Rumors were rampant, and Montesi, the above-board Laziolo, gave an interview, where he alleged that "corruption exists everywhere" in Italy and specifically condemned the "generalized" system of illegal betting. He, however, did not give specifics and matters might very well have to come to a close if an anonymous bookmaker had not claimed that players regularly bet against their own team as a kind of "insurance policy." They would either get a bonus for winning or tax-free payout from their wager.
The logic of taking advantage of black-betting, as John Foot explained in his recent book Calcio; A History of Italian Football, was simple: "Totonero offered far greater opportunity for fixers, and was especially appealing to seasoned professionals, eager to make their last tax-free sums before retirement. Totonero also meant that players could bet on matches that had already been fixed for footballing reasons." (When a team was instructed to throw a match because they had no stake in the outcome while their opponent was facing relegation.)
Trinca and Cruciano’s families began to receive threats because of the money they owed and Cruciano’s father, Ferruccio, decided to go to the authorities after one of his vegetable trucks as set on fire. Meanwhile, Massimo Cruciano and Trinca hired an attorney who decided to publicize what was happening in a Roman newspaper and warned the head of the Italian FA, Artemio Franchi, that his clients would go to the police if something was not done about the fact that certain players had cost his clients more than a billion lire.

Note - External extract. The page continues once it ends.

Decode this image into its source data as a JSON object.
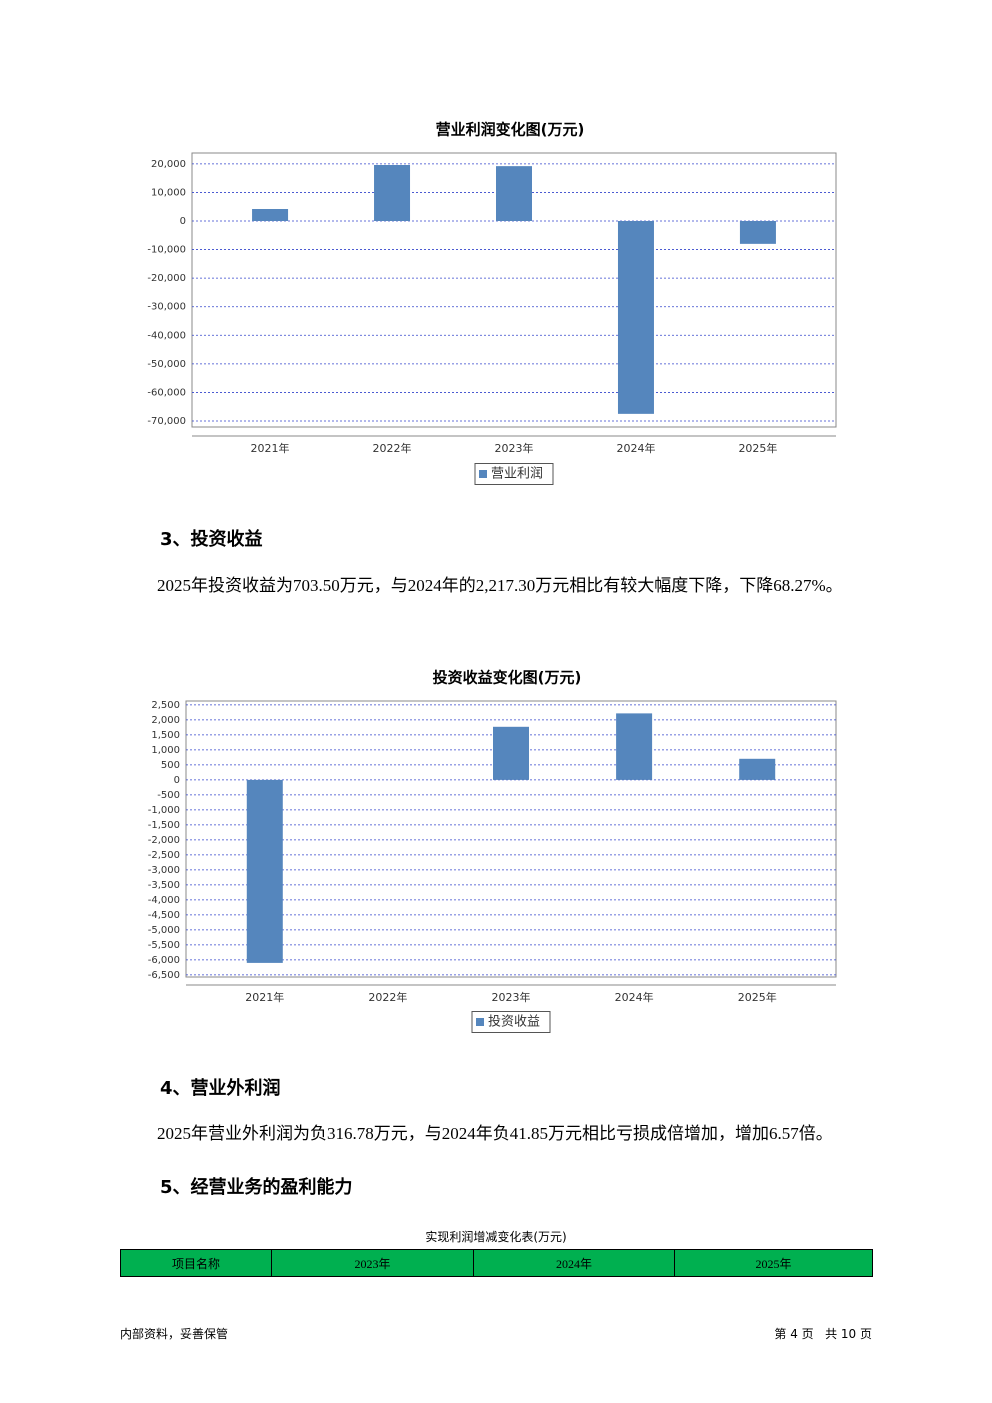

The thinly-veiled attempt at blackmail failed and Cruciano and Trinca went public on the first day of March 1980. Fraud clearly had been perpetrated, but the courts were unlikely to have sympathy for the fact that the match-fixers themselves were conned. What’s more, match fixing was not against the law in Italy at the time (such a law was finally enacted in 1989). Nonetheless, on the 23rd of March, 11 players and clubs officials were arrested during halftime of matches all across Italy. The police used this coordinated tactic to prevent the suspects from collaborating on their alibis. The entrance to Milan’s locker room was blocked, so that two players and the club president could be arrested. Palermo’s injured captain Guido Margherini was handcuffed in the stands, but some players were allowed to turn themselves in more inconspicuously, and two players were even allowed to shower before being apprehended.
The players were released after 11 days, but formal charges of aggravated fraud was eventually filed against 33 players and five others, including Cruciano, Trinca, and Milan’s president Colombo. Everyone was acquitted in by December, in large part because there were no sporting fraud statues on the books, but the Italian sporting authorities meted some meaningful punishments. President Colombo was banned for life and Milan’s goalkeeper, Ricky Albertosi, who starred for Italy in the 1970 World Cup, was kicked out for four years. Paolo Rossi, who at most played a minor role, received a three-year sentence, which was shortened to two in time to allow him to play in the 1982 World Cup. In addition, Milan and Lazio were relegated to Serie B and 25 points were deducted from various clubs.
The one player who cried foul, Montesi, received a short suspension "for failing to inform the authorities of the match-fixing plan." His career never rebounded, and a good case can be made that he was punished precisely because he blew the whistle. That’s not surprising. After the dust settled, many authorities expressed the conviction that nothing like this would ever happen again, but corruption is such an endemic part of Italian soccer, and culture, that there is still a tendency to punish the few people who have the courage to try to clean up the sport and lightly punish those like Luciano Moggi who continue to dirty it.